I spoke with Gil Tene, Vice President of Technology and CTO, Co-Founder of Azul Systems the other day about Azul's Pauseless Garbage Collection and heard about the 2Gbyte boundary that Java and .Net seem to be running into. It seems that it has to do with garbage collection because going past that point will significantly increase the delays associated with garbage collection.
Yes, garbage collectors are getting better but, with some exceptions, most collectors eventually have to compact memory. When they do the world stops. This has led to an interesting architecture with large systems consisting of dozens or hunderds of virtual machines running a Java virtual machine (JVM) and an associated Java application. These communicate via sockets. It is a good approach given the memory limitation but it leads to all sorts of hassles. For example, systems are often reset in the evening just so the compaction phase does not occur.
Azul started out to break this barrier and has done so with its latest Vega 3 processor that is based on their 54-core chip. Yes, that's a 54-core, 64-bit processor that just runs Java, an a garbage collector. It implements a load value barrier (LVB) instruction that follows any load of a Java reference. I won't get into all the details. You can check them out in a later article I am working on or on Azul's site where you can find various whitepapers on the topic. Essentially the LVB works hand-in-glove with the garbage collection system to make sure the reference target can be accessed. This is a little trickier than you might imagine since their pauseless garbage collection system is always running. It is also compacting on the fly.
What is interesting about the compaction process is that each garbage collection thread only needs one virtual memory page. Many other compacting collectors require twice the amount of free memory to do this chore. Of course, Azul uses a 2 Mbyte page size, not the usual 4 Kbyte page. Still, the hardware handles this and it improves handling of large amounts of data common in the enterprise arena that Azul operates in.
Custom hardware is nice but it turns out that the same tricks can be done on stock hardware with the right virtual memory support. That is what Azul did with its Zing Elastic Software Platform. Zing's Java JIT compiler runs on an x86_64 platform and emits a few instructions instead of the custom LVB. The rest of the system runs about the same though.
The end result is pauseless garbage collection on stock hardware that allows a single environment to utilize one to two orders of magnitude more memory with better overall performance.
The trick is that Zing runs in a virtual machine so it can gain direct access to the virtual memory support. This also means that it works like the Vega appliance because Azul essentially provides a stub that runs on a host platform like Windows or Linux. The actual Java applications run on the Zing or Vega applicance and communicate with the host via sockets.

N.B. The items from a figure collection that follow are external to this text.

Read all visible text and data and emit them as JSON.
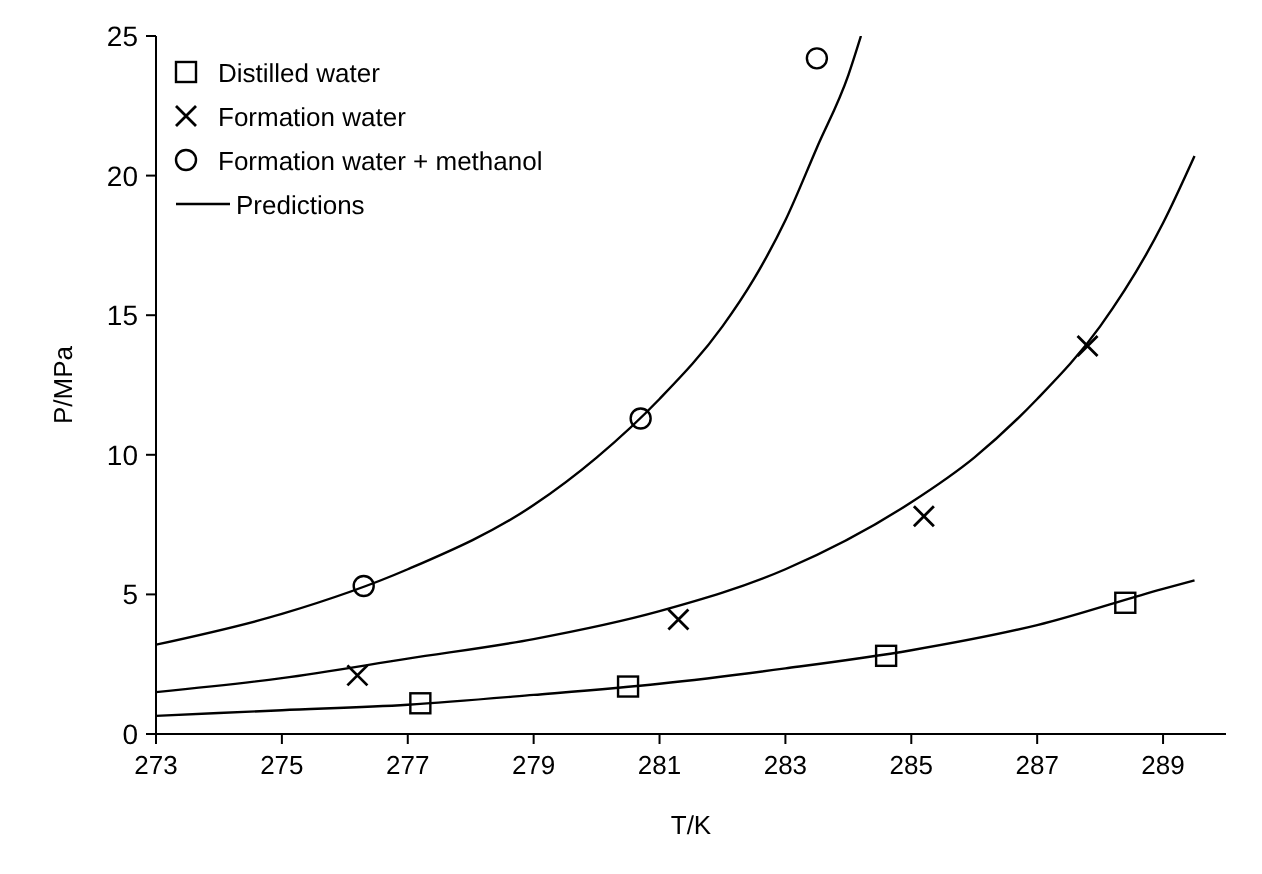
{
  "chart_data": {
    "type": "scatter",
    "xlabel": "T/K",
    "ylabel": "P/MPa",
    "xlim": [
      273,
      290
    ],
    "ylim": [
      0,
      25
    ],
    "xticks": [
      273,
      275,
      277,
      279,
      281,
      283,
      285,
      287,
      289
    ],
    "yticks": [
      0,
      5,
      10,
      15,
      20,
      25
    ],
    "grid": false,
    "legend": "top left",
    "series": [
      {
        "name": "Distilled water",
        "marker": "square",
        "color": "#000000",
        "x": [
          277.2,
          280.5,
          284.6,
          288.4
        ],
        "values": [
          1.1,
          1.7,
          2.8,
          4.7
        ]
      },
      {
        "name": "Formation water",
        "marker": "cross",
        "color": "#000000",
        "x": [
          276.2,
          281.3,
          285.2,
          287.8
        ],
        "values": [
          2.1,
          4.1,
          7.8,
          13.9
        ]
      },
      {
        "name": "Formation water + methanol",
        "marker": "circle",
        "color": "#000000",
        "x": [
          276.3,
          280.7,
          283.5
        ],
        "values": [
          5.3,
          11.3,
          24.2
        ]
      },
      {
        "name": "Predictions",
        "type": "line",
        "marker": "none",
        "line_style": "solid",
        "color": "#000000",
        "x": [
          273,
          275,
          277,
          279,
          281,
          283,
          285,
          287,
          289,
          289.5
        ],
        "values": [
          0.65,
          0.85,
          1.05,
          1.4,
          1.8,
          2.35,
          3.0,
          3.9,
          5.2,
          5.5
        ]
      },
      {
        "type": "line",
        "marker": "none",
        "line_style": "solid",
        "color": "#000000",
        "x": [
          273,
          275,
          277,
          279,
          281,
          283,
          285,
          286,
          287,
          288,
          289,
          289.5
        ],
        "values": [
          1.5,
          2.0,
          2.7,
          3.4,
          4.4,
          5.9,
          8.3,
          9.9,
          12.0,
          14.6,
          18.3,
          20.7
        ]
      },
      {
        "type": "line",
        "marker": "none",
        "line_style": "solid",
        "color": "#000000",
        "x": [
          273,
          275,
          277,
          279,
          280,
          281,
          282,
          282.5,
          283,
          283.5,
          284,
          284.2
        ],
        "values": [
          3.2,
          4.3,
          5.9,
          8.2,
          9.9,
          12.0,
          14.6,
          16.3,
          18.4,
          21.0,
          23.6,
          25.0
        ]
      }
    ]
  }
}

In the case of Zing, this is still required because operating systems like Windows and Linux do not provide the level of virtual memory support that Azul needs. To this end they have started the The Managed Runtime Initiative (MRI) where they are showing off extensions to the Linux kernel that improve the virtual memory support they use by two orders of magnitude. All the source code is at the MRI run site but it takes someone experienced with rebuilding OpenJDK and the Linux kernel to get a running system. Still, MRI is really a discussion point rather than a platform. The idea is to get these changes into the Linux kernel and other operating systems. There seems to be some forward movement on this but it will likely be a couple years before this happens. As it turns out, these enhancements could be useful for other environments like .NET.
I'm working on another blog post that will address another reason for wanting this type of support. One of the advantages Java has from a framework perspective is garbage collection. Memory management is a royal pain with C++ frameworks and it is a significant limiting factor on the creation and use of frameworks on platforms that explicitly manage memory. But that is for another day.
By the way, Azul's approach is much different than Atego's. Atego has an embedded product called AonixPerc (see Hands On Real Time Java - Atego PERC). This is a real time Java solution that also runs a parallel garbage collector.